To have his path made clear for him is the aspiration of every human being in our beclouded and tempestuous existence.
The truth is at the bottom of a well. You look in a well, and you see the sun or the moon, but if you jump in, there’s no longer the sun or the moon; there’s the truth.
But the important thing is not the finding. It is the seeking. It is the devotion with which one spins the wheel of prayer and scripture, discovering the truth little by little. If this machine gave you the truth immediately, you would not recognize it, because your heart would not have been purified by the long quest.
Who cares if you’re enlightened forever? Can you just get it in this moment, now?
Enlightenment is not an attainment; it is a realization. When you wake up, everything changes and nothing changes. If a blind man realizes that he can see, has the world changed?
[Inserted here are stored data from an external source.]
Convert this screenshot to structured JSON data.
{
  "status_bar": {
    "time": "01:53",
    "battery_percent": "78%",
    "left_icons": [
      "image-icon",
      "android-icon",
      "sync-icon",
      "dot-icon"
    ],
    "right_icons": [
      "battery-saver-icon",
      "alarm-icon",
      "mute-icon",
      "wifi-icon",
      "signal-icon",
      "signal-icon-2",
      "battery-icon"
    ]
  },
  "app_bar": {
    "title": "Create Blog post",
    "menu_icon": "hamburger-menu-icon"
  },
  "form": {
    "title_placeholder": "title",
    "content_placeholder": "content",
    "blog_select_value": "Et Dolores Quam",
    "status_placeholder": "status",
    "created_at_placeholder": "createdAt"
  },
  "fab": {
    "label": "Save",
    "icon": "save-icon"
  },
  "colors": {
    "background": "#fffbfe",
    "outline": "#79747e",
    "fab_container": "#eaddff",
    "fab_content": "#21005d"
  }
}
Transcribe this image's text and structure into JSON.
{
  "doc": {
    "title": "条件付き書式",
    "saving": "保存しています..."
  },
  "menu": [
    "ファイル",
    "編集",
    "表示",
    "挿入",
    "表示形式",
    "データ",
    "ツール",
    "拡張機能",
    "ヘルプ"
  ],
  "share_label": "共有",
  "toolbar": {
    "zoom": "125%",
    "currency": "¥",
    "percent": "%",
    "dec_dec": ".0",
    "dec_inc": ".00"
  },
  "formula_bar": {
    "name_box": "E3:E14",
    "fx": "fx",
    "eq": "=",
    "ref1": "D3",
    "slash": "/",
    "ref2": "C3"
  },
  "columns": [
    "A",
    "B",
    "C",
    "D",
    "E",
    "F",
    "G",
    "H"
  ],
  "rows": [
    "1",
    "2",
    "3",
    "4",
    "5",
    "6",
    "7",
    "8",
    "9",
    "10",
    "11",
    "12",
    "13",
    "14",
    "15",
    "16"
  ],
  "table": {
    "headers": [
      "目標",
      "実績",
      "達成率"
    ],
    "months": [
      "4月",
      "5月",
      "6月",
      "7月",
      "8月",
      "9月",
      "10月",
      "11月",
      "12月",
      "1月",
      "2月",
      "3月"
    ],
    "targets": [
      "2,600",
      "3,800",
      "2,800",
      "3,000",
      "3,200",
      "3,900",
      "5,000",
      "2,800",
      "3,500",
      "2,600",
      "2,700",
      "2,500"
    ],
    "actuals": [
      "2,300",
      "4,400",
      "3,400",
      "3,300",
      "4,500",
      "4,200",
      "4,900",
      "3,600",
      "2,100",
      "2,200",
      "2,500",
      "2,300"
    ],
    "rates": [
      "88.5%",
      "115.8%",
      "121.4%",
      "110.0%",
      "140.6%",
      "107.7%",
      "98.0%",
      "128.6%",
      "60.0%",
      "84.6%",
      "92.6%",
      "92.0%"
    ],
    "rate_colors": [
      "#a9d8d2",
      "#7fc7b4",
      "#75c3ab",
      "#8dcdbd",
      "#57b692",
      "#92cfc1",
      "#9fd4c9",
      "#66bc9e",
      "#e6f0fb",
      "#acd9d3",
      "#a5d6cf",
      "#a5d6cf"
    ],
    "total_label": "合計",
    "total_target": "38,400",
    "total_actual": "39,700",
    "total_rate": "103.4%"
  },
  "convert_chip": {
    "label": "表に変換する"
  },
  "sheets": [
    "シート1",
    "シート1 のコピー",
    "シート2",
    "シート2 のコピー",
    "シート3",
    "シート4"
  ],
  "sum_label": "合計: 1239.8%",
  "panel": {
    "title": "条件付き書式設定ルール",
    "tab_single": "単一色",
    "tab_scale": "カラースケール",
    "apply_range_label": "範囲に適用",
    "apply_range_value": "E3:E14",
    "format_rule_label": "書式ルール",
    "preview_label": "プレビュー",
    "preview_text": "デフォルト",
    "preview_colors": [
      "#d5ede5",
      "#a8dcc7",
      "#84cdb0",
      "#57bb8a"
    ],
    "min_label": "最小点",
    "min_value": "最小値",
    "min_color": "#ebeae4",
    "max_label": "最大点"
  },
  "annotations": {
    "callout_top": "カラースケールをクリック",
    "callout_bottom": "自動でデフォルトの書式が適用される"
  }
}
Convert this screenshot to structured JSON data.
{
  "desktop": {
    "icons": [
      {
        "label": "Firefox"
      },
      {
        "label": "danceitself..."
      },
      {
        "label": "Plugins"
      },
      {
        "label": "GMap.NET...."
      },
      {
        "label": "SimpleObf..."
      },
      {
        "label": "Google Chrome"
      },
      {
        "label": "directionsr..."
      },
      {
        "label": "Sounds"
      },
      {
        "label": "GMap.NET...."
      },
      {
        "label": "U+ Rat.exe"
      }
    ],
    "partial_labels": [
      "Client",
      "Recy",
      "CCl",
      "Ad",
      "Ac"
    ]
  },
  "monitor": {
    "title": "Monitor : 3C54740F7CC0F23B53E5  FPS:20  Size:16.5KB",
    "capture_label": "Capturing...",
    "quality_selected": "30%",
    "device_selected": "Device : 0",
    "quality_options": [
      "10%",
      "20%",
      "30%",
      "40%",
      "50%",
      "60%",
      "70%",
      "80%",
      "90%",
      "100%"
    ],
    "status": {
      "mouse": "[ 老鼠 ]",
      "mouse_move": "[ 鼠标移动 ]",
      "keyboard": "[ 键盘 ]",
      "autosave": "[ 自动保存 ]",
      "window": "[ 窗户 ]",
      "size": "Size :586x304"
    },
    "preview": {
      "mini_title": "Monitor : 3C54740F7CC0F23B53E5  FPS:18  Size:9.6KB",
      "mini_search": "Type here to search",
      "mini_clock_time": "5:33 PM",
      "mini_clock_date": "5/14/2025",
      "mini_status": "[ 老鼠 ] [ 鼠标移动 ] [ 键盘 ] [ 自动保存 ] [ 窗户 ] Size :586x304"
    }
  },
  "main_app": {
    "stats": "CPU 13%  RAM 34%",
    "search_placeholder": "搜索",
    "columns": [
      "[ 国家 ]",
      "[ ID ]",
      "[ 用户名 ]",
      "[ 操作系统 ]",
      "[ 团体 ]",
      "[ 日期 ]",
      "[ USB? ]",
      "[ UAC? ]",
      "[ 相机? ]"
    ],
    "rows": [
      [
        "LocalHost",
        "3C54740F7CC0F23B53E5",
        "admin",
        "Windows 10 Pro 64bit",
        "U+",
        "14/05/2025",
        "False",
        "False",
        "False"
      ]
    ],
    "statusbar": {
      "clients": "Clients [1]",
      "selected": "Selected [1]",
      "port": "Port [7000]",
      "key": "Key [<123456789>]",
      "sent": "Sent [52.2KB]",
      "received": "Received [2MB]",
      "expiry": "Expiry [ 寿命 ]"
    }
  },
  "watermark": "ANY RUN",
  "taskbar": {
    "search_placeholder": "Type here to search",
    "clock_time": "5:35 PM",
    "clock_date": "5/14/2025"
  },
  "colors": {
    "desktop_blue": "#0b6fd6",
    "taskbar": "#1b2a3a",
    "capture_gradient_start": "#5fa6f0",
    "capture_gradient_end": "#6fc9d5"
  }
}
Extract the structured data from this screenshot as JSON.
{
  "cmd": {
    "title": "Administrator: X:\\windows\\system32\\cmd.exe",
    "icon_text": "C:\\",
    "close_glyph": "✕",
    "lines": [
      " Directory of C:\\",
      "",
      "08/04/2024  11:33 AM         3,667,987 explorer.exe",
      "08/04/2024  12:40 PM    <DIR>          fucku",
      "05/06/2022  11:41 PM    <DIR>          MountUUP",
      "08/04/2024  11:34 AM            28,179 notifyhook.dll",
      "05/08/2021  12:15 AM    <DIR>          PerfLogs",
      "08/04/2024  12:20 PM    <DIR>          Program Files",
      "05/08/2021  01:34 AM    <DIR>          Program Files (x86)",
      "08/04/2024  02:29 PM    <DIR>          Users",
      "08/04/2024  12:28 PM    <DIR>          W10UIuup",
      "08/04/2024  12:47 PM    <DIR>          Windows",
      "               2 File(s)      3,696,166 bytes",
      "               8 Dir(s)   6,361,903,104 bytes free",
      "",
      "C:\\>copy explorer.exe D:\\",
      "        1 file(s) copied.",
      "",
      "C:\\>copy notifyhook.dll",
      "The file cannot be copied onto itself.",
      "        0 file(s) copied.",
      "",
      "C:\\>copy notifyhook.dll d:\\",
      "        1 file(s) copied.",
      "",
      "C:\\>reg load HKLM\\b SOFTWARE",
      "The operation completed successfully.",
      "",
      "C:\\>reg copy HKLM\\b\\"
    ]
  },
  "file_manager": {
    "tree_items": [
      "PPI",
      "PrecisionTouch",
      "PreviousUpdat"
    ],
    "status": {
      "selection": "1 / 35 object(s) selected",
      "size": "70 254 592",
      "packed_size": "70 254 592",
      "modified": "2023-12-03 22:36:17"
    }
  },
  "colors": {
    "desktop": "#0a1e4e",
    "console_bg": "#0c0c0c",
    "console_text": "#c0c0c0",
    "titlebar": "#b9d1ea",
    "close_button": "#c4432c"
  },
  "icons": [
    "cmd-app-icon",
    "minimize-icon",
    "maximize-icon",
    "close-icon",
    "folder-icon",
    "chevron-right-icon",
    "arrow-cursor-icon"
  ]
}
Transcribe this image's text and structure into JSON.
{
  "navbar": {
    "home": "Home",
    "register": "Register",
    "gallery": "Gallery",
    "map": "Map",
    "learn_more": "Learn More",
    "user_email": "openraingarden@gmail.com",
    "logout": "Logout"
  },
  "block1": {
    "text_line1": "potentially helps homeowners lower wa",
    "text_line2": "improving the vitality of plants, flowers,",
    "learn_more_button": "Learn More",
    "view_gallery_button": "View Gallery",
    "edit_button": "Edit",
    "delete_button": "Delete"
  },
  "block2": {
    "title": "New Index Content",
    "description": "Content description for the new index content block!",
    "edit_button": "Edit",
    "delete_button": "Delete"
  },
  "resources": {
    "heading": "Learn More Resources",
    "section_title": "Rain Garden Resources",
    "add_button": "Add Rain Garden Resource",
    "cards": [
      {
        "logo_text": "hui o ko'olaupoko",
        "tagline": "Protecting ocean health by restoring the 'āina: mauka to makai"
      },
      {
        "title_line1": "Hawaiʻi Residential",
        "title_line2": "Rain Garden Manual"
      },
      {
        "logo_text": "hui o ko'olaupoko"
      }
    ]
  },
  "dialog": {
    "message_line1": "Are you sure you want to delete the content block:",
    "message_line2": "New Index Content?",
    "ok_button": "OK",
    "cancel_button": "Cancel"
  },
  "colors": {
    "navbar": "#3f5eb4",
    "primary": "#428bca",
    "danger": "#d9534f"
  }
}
A person who says, “I’m enlightened,” probably isn’t.
Don’t put your faith in anyone. You have it all inside you. You’re always asking the masters. Why don’t you ask yourselves? Forget the masters.
The course of every intellectual, if he pursues his journey long and unflinchingly enough, ends in the obvious, from which the nonintellectuals have never stirred.
Spiritual seekers look for self-realization or enlightenment in the future. To be a seeker implies that you need the future. If this is what you believe, it becomes true for you: you will need time until you realize that you don’t need time to be who you are.
We are here and now. Further than that, all knowledge is moonshine.
I am not so arrogant as to presume that only my intellectual superiors can teach me. If such were the case then the teacher would learn nothing from her disciples, the parents nothing from their children, and I nothing from the animals, from whom I have learned so much.
Sit at the feet of the master long enough, and they’ll start to smell.
Life happens to be both a severe and an endlessly kind teacher. It’s the only authority that you need to trust. And this teacher, this authority, is everywhere. You don’t have to go to some special place to find this incomparable teacher; you don’t have to have some especially quiet or ideal situation: in fact, the messier it is, the better. The average office is a great place. The average home is perfect. . . . That is where the authority, the teacher is.
I am so absorbed in the wonder of the earth and the life upon it that I cannot think of heaven and the angels. I have enough for this life.
God changes appearances every second. Blessed is the man who can recognize him in all his disguises. One moment he is a glass of fresh water; the next, your son bouncing on your knees, or an enchanting woman, or perhaps merely a morning walk.
The story is told of a holy man who lived in a large house on top of a remote mountain. Over time, news of the holy man’s greatness spread throughout the land, and many seekers made their way over the mountains in hopes of having even a brief moment with this saintly being. Each aspirant was greeted at the door by a servant, who ushered him or her into the house and guided the visitor through several rooms. After a few minutes the servant and aspirant arrived at another door, which led out of the back of the house. The servant opened the door and indicated to the visitor that it was time to leave. “But I was hoping to have even a few minutes with the holy man!” the aspirant would utter in frustration. “You just did,” answered the holy man as he closed the door.
If you don’t find God in the next person you meet, it is a waste of time looking for him further.